L’esemplare qua esposto è l’unico noto oggi esistente al mondo. A seguito dello scioglimento glaciale fu rinvenuto nel 1998 sul Corno di Bedole a quota 3220. Con una complessa operazione di messa in sicurezza e smontaggio delle parti metalliche e ricerca delle parti in legno fu recuperata l’estate successiva. In vista dell’allestimento della nuova sede espositiva la baracca è stata oggetto di un intervento di restauro conservativo assai rigoroso.
Nell’allestimento attuale accoglie al suo interno molti degli elementi che facevano parte della vita del soldato sia italiano sia austriaco sul fronte d’alta quota: il tavolo con le panche, brande, coperte, vettovaglie, utensili, la stufa con la propria riserva di legna. Da notare la sommità del tubo della stufa, a suo tempo posizionato in vista del nemico e quindi forato da numerosi colpi di fucile.
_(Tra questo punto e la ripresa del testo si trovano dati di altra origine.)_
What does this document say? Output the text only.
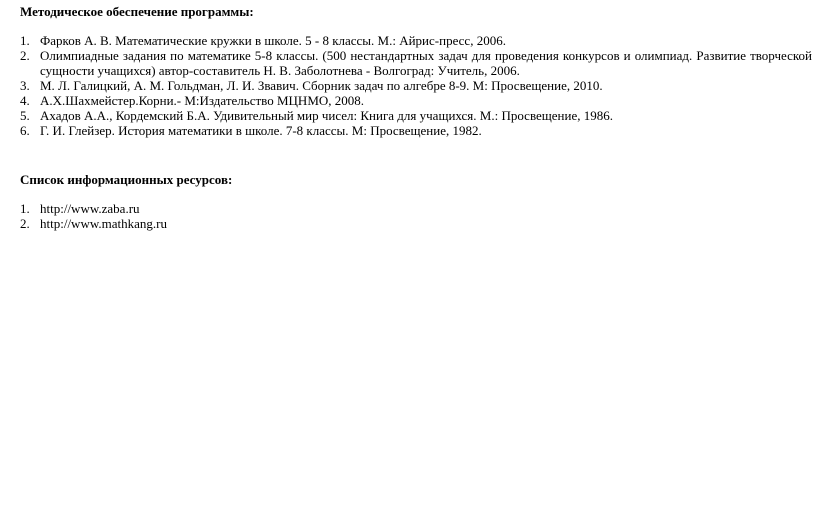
Методическое обеспечение программы:
1. Фарков А. В. Математические кружки в школе. 5 - 8 классы. М.: Айрис-пресс, 2006.
2. Олимпиадные задания по математике 5-8 классы. (500 нестандартных задач для проведения конкурсов и олимпиад. Развитие творческой сущности учащихся) автор-составитель Н. В. Заболотнева - Волгоград: Учитель, 2006.
3. М. Л. Галицкий, А. М. Гольдман, Л. И. Звавич. Сборник задач по алгебре 8-9. М: Просвещение, 2010.
4. А.Х.Шахмейстер.Корни.- М:Издательство МЦНМО, 2008.
5. Ахадов А.А., Кордемский Б.А. Удивительный мир чисел: Книга для учащихся. М.: Просвещение, 1986.
6. Г. И. Глейзер. История математики в школе. 7-8 классы. М: Просвещение, 1982.
Список информационных ресурсов:
1. http://www.zaba.ru
2. http://www.mathkang.ru
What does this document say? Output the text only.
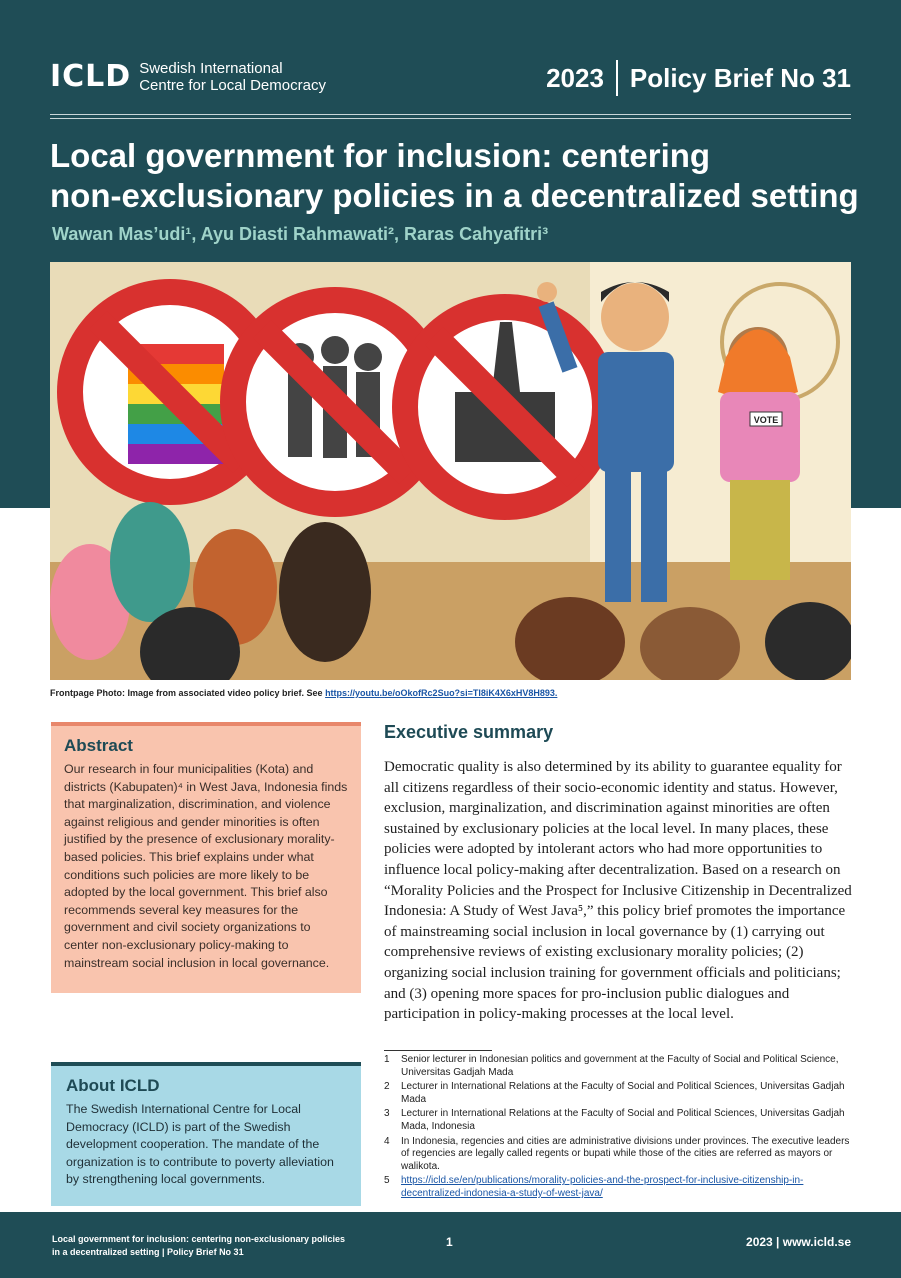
ICLD Swedish International
Centre for Local Democracy	2023 Policy Brief No 31
Local government for inclusion: centering
non-exclusionary policies in a decentralized setting
Wawan Mas’udi¹, Ayu Diasti Rahmawati², Raras Cahyafitri³
VOTE
Frontpage Photo: Image from associated video policy brief. See https://youtu.be/oOkofRc2Suo?si=Tl8iK4X6xHV8H893.
Abstract
Our research in four municipalities (Kota) and districts (Kabupaten)⁴ in West Java, Indonesia finds that marginalization, discrimination, and violence against religious and gender minorities is often justified by the presence of exclusionary morality-based policies. This brief explains under what conditions such policies are more likely to be adopted by the local government. This brief also recommends several key measures for the government and civil society organizations to center non-exclusionary policy-making to mainstream social inclusion in local governance.
About ICLD
The Swedish International Centre for Local Democracy (ICLD) is part of the Swedish development cooperation. The mandate of the organization is to contribute to poverty alleviation by strengthening local governments.
Executive summary
Democratic quality is also determined by its ability to guarantee equality for all citizens regardless of their socio-economic identity and status. However, exclusion, marginalization, and discrimination against minorities are often sustained by exclusionary policies at the local level. In many places, these policies were adopted by intolerant actors who had more opportunities to influence local policy-making after decentralization. Based on a research on “Morality Policies and the Prospect for Inclusive Citizenship in Decentralized Indonesia: A Study of West Java⁵,” this policy brief promotes the importance of mainstreaming social inclusion in local governance by (1) carrying out comprehensive reviews of existing exclusionary morality policies; (2) organizing social inclusion training for government officials and politicians; and (3) opening more spaces for pro-inclusion public dialogues and participation in policy-making processes at the local level.
1	Senior lecturer in Indonesian politics and government at the Faculty of Social and Political Science, Universitas Gadjah Mada
2	Lecturer in International Relations at the Faculty of Social and Political Sciences, Universitas Gadjah Mada
3	Lecturer in International Relations at the Faculty of Social and Political Sciences, Universitas Gadjah Mada, Indonesia
4	In Indonesia, regencies and cities are administrative divisions under provinces. The executive leaders of regencies are legally called regents or bupati while those of the cities are referred as mayors or walikota.
5	https://icld.se/en/publications/morality-policies-and-the-prospect-for-inclusive-citizenship-in-decentralized-indonesia-a-study-of-west-java/
Local government for inclusion: centering non-exclusionary policies
in a decentralized setting | Policy Brief No 31
1	2023 | www.icld.se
In fronte alla baracca, scorrono su un ampio monitor numerose foto d’epoca facenti parte dell’archivio del Museo (la cui consistenza è di circa 12.000 immagini) e relative al tema dell’alloggiamento e della permanenza delle truppe in altra quota. Sono anche presentate le immagini del ritrovamento, recupero e restauro della baracca stessa.
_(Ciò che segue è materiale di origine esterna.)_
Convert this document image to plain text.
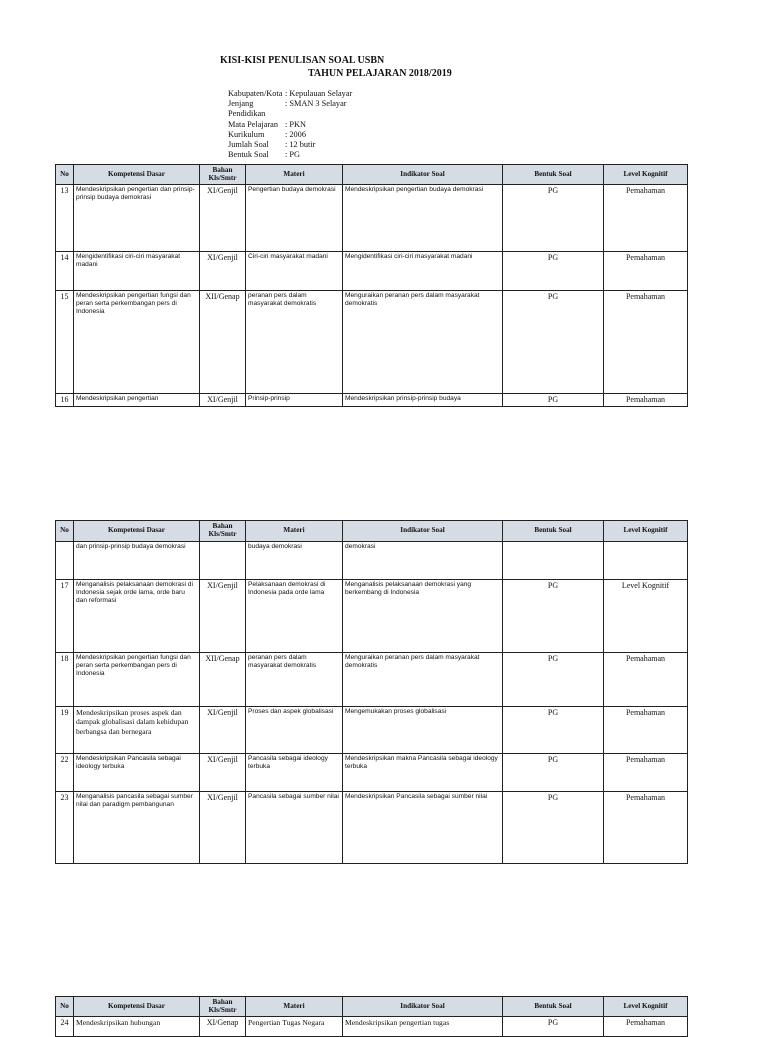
KISI-KISI PENULISAN SOAL USBN
TAHUN PELAJARAN 2018/2019
Kabupaten/Kota : Kepulauan Selayar
Jenjang Pendidikan
: SMAN 3 Selayar
Mata Pelajaran : PKN
Kurikulum	: 2006
Jumlah Soal	: 12 butir
Bentuk Soal	: PG
No	Kompetensi Dasar	Bahan
Kls/Smtr	Materi	Indikator Soal	Bentuk Soal	Level Kognitif
13	Mendeskripsikan pengertian dan prinsip-prinsip budaya demokrasi	XI/Genjil	Pengertian budaya demokrasi	Mendeskripsikan pengertian budaya demokrasi	PG	Pemahaman
14	Mengidentifikasi ciri-ciri masyarakat madani	XI/Genjil	Ciri-ciri masyarakat madani	Mengidentifikasi ciri-ciri masyarakat madani	PG	Pemahaman
15	Mendeskripsikan pengertian fungsi dan peran serta perkembangan pers di Indonesia	XII/Genap	peranan pers dalam masyarakat demokratis	Menguraikan peranan pers dalam masyarakat demokratis	PG	Pemahaman
16	Mendeskripsikan pengertian	XI/Genjil	Prinsip-prinsip	Mendeskripsikan prinsip-prinsip budaya	PG	Pemahaman
No	Kompetensi Dasar	Bahan
Kls/Smtr	Materi	Indikator Soal	Bentuk Soal	Level Kognitif
	dan prinsip-prinsip budaya demokrasi		budaya demokrasi	demokrasi		
17	Menganalisis pelaksanaan demokrasi di Indonesia sejak orde lama, orde baru dan reformasi	XI/Genjil	Pelaksanaan demokrasi di Indonesia pada orde lama	Menganalisis pelaksanaan demokrasi yang berkembang di Indonesia	PG	Level Kognitif
18	Mendeskripsikan pengertian fungsi dan peran serta perkembangan pers di Indonesia	XII/Genap	peranan pers dalam masyarakat demokratis	Menguraikan peranan pers dalam masyarakat demokratis	PG	Pemahaman
19	Mendeskripsikan proses aspek dan dampak globalisasi dalam kehidupan berbangsa dan bernegara	XI/Genjil	Proses dan aspek globalisasi	Mengemukakan proses globalisasi	PG	Pemahaman
22	Mendeskripsikan Pancasila sebagai ideology terbuka	XI/Genjil	Pancasila sebagai ideology terbuka	Mendeskripsikan makna Pancasila sebagai ideology terbuka	PG	Pemahaman
23	Menganalisis pancasila sebagai sumber nilai dan paradigm pembangunan	XI/Genjil	Pancasila sebagai sumber nilai	Mendeskripsikan Pancasila sebagai sumber nilai	PG	Pemahaman
No	Kompetensi Dasar	Bahan
Kls/Smtr	Materi	Indikator Soal	Bentuk Soal	Level Kognitif
24	Mendeskripsikan hubungan	XI/Genap	Pengertian Tugas Negara	Mendeskripsikan pengertian tugas	PG	Pemahaman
3) ARTIGLIERIA IN ALTA QUOTA
Artiglieria convenzionale Un cannone italiano da 75 mod. 1911 Deport ed un obice austriaco da montagna da 7,5 cm mod. 1915 introducono alla visita della sezione dedicata all’artiglieria.
Durante il primo conflitto mondiale, l’artiglieria svolse un ruolo molto importante nella conduzione dei combattimenti. Ad essa venivano affidati numerosi compiti, come colpire da lontano i centri di rifornimento, disturbare il quotidiano lavoro di scavo di trincee e di posa di reticolati, rallentare l’afflusso dei rifornimenti, distruggere i ricoveri e le opere di difesa, controbattere l’artiglieria e l’aviazione avversarie, sconvolgere le trincee e i reticolati avversari prima dell’assalto. Per svolgere al meglio tali compiti l’artiglieria si era nel tempo evoluta e specializzata sia adottando varie tipologie di armi (mortai, obici e cannoni) sia realizzando specifiche munizioni più adatte ai diversi compiti indicati. Inoltre, a partire dal 1886, anno dell’introduzione delle polveri alla nitrocellulosa, fino alla vigilia della Grande Guerra, si assistette in tutto il mondo ad una velocissima evoluzione della siderurgia e dell’industria pesante che realizzarono cannoni sempre più potenti e veloci, con gittate sempre più lunghe e/o più alte, per i quali furono realizzati proietti e sistemi d’innesco sempre più specifici per i vari impieghi. Con lo scoppio della guerra e con il vorticoso aumento del consumo di proietti d’artiglieria, molti stati si trovarono in difficoltà a reperire alcune materie prime necessarie alla produzione dei proietti, dei sistemi d’innesco e degli esplosivi. Per ovviare a tali carenze, soprattutto da parte austriaca, si ripiegò su materiali meno costosi, ma ciò rese necessarie ulteriori evoluzioni tecniche nella produzione.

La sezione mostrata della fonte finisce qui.